碳材料作为钾离子储存的阳极被广泛探索,但在低温下电解质中缓慢的K+脱溶过程存在动力学限制,阻碍了在特定条件下的可靠运行。在这项工作中,我们系统地研究了四种典型的碳材料——石墨、硬碳、活性炭和石墨烯——在1 M KFSI-Diglyme电解质中的钾储存行为,强调了一种显著降低脱溶能垒的共插层方法。通过石墨共插层形成三元石墨插层化合物(t-GICs),石墨层与溶剂化K+之间产生弱的层间相互作用,加速K+在阳极中的扩散,从而提高反应动力学。这种独特的机制使石墨阳极即使在- 20°C下也能提供显着的倍率性能(0.05 A g−1时98 mAh g−1,1 A g−1时76 mAh g−1)。此外,使用石墨阳极的钾离子混合电容器(PICs)实现了令人印象深刻的循环稳定性,在2 A g - 1下循环2000次后,其容量保持率为88%,在- 20°C下的高功率密度为11.1 kW kg - 1 (57 Wh kg - 1)。这些发现为设计能够在低温环境中保持高性能的坚固的钾离子存储装置提供了关键见解。
期刊介绍:
The journal Carbon is an international multidisciplinary forum for communicating scientific advances in the field of carbon materials. It reports new findings related to the formation, structure, properties, behaviors, and technological applications of carbons. Carbons are a broad class of ordered or disordered solid phases composed primarily of elemental carbon, including but not limited to carbon black, carbon fibers and filaments, carbon nanotubes, diamond and diamond-like carbon, fullerenes, glassy carbon, graphite, graphene, graphene-oxide, porous carbons, pyrolytic carbon, and other sp2 and non-sp2 hybridized carbon systems. Carbon is the companion title to the open access journal Carbon Trends.
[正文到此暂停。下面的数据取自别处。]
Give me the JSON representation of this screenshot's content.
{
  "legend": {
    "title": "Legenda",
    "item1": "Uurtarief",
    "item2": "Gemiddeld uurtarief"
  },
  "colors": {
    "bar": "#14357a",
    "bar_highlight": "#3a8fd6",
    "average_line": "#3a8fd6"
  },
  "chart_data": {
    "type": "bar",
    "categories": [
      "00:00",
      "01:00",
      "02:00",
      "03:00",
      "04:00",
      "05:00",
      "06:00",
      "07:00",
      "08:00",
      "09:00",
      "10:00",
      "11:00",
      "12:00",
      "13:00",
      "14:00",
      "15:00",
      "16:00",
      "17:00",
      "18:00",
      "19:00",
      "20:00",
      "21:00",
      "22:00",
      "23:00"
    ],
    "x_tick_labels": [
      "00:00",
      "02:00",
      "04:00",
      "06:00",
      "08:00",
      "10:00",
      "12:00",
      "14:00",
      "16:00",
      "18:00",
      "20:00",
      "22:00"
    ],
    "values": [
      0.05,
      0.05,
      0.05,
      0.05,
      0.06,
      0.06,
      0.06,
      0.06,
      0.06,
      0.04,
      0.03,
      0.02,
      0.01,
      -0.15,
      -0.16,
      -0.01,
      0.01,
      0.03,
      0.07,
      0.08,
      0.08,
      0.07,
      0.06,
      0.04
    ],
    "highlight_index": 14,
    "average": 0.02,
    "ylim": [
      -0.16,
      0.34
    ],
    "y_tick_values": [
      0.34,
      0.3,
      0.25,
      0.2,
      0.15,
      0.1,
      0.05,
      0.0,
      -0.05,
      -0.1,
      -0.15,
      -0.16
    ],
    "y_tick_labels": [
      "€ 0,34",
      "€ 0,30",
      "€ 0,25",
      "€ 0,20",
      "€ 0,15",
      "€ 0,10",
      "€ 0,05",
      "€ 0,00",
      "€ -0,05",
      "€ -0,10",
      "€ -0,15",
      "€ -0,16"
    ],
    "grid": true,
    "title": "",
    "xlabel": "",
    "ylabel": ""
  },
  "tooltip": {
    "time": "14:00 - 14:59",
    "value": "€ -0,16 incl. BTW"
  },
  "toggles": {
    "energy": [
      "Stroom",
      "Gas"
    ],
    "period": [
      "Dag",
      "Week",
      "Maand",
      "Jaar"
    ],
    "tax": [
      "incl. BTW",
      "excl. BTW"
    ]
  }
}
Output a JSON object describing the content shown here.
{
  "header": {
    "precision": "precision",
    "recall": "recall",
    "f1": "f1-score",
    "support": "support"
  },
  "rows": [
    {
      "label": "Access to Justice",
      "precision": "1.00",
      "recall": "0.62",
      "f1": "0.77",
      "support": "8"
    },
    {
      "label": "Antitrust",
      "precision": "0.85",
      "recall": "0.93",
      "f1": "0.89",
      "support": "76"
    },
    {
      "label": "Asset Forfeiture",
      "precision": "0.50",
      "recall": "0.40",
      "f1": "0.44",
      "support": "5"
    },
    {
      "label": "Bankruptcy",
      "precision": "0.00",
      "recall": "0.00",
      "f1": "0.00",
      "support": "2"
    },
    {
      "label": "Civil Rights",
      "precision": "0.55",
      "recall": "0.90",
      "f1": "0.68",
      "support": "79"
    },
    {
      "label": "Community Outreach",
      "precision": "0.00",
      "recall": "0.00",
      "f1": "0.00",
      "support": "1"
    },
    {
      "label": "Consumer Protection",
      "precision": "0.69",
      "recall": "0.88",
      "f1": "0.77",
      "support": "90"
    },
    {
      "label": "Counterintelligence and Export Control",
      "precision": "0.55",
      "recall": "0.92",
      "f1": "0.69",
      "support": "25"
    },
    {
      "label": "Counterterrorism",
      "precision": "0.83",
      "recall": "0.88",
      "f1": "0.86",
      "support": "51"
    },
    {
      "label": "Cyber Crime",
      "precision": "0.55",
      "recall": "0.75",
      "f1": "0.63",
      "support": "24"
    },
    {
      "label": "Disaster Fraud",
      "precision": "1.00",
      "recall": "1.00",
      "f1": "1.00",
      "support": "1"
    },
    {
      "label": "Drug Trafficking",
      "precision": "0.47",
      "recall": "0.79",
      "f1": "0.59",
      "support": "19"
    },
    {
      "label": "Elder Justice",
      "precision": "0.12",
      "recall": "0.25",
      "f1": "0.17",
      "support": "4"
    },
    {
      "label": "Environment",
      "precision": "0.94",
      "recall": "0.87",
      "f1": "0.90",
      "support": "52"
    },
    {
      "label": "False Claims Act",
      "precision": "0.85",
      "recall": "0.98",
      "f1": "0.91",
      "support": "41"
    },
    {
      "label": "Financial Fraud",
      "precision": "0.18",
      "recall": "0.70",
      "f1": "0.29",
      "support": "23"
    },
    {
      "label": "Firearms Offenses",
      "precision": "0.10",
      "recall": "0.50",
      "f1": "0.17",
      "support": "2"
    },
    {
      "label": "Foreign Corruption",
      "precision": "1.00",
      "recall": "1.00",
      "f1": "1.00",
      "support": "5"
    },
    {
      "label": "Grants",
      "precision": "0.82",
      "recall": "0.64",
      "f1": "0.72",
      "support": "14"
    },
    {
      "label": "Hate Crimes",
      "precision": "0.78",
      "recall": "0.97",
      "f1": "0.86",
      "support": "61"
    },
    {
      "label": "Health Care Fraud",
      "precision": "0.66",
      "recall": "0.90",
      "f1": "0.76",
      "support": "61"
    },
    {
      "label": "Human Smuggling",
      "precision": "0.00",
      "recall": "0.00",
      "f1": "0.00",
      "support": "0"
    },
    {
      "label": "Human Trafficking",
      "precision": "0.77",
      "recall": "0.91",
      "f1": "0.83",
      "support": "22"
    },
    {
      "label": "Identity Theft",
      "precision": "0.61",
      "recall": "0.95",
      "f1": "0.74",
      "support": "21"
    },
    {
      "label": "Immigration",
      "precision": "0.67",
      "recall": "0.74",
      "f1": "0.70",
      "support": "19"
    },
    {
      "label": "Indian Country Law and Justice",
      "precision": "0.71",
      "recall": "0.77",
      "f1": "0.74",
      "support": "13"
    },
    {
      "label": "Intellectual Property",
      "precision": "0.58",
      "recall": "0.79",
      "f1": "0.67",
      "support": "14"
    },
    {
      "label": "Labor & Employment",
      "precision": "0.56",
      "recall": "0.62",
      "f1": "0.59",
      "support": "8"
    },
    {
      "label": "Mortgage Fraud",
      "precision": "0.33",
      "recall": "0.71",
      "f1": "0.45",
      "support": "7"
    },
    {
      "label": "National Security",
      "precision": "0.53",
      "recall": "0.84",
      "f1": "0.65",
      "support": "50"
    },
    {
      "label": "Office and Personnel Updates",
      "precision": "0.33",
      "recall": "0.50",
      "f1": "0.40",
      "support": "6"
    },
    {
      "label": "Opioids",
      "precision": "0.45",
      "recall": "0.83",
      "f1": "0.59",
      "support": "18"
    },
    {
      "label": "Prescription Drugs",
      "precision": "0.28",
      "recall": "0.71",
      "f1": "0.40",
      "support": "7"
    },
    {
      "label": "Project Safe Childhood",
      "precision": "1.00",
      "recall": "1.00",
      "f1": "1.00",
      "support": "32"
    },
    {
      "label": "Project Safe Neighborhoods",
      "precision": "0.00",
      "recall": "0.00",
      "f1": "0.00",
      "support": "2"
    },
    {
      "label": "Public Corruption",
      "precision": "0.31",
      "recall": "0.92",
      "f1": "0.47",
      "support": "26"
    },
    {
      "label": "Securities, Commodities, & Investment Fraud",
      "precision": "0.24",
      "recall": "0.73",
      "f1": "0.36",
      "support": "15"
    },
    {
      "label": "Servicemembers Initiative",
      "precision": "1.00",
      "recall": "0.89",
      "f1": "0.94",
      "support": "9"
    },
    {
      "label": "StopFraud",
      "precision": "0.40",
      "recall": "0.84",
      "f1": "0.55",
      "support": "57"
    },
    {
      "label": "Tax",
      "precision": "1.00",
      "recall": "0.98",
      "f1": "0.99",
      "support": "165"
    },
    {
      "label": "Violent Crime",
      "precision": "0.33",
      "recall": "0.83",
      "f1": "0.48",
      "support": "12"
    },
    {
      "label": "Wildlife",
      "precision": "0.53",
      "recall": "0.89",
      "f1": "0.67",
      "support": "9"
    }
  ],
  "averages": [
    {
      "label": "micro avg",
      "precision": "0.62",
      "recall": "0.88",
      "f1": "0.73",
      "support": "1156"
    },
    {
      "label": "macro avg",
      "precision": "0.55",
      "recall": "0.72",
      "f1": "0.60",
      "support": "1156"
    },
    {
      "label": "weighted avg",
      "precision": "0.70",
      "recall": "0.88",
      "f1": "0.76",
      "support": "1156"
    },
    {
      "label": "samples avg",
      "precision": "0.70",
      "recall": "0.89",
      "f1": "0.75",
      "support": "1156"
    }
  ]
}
Relevant application areas for carbon materials include biology and medicine, catalysis, electronic, optoelectronic, spintronic, high-frequency, and photonic devices, energy storage and conversion systems, environmental applications and water treatment, smart materials and systems, and structural and thermal applications.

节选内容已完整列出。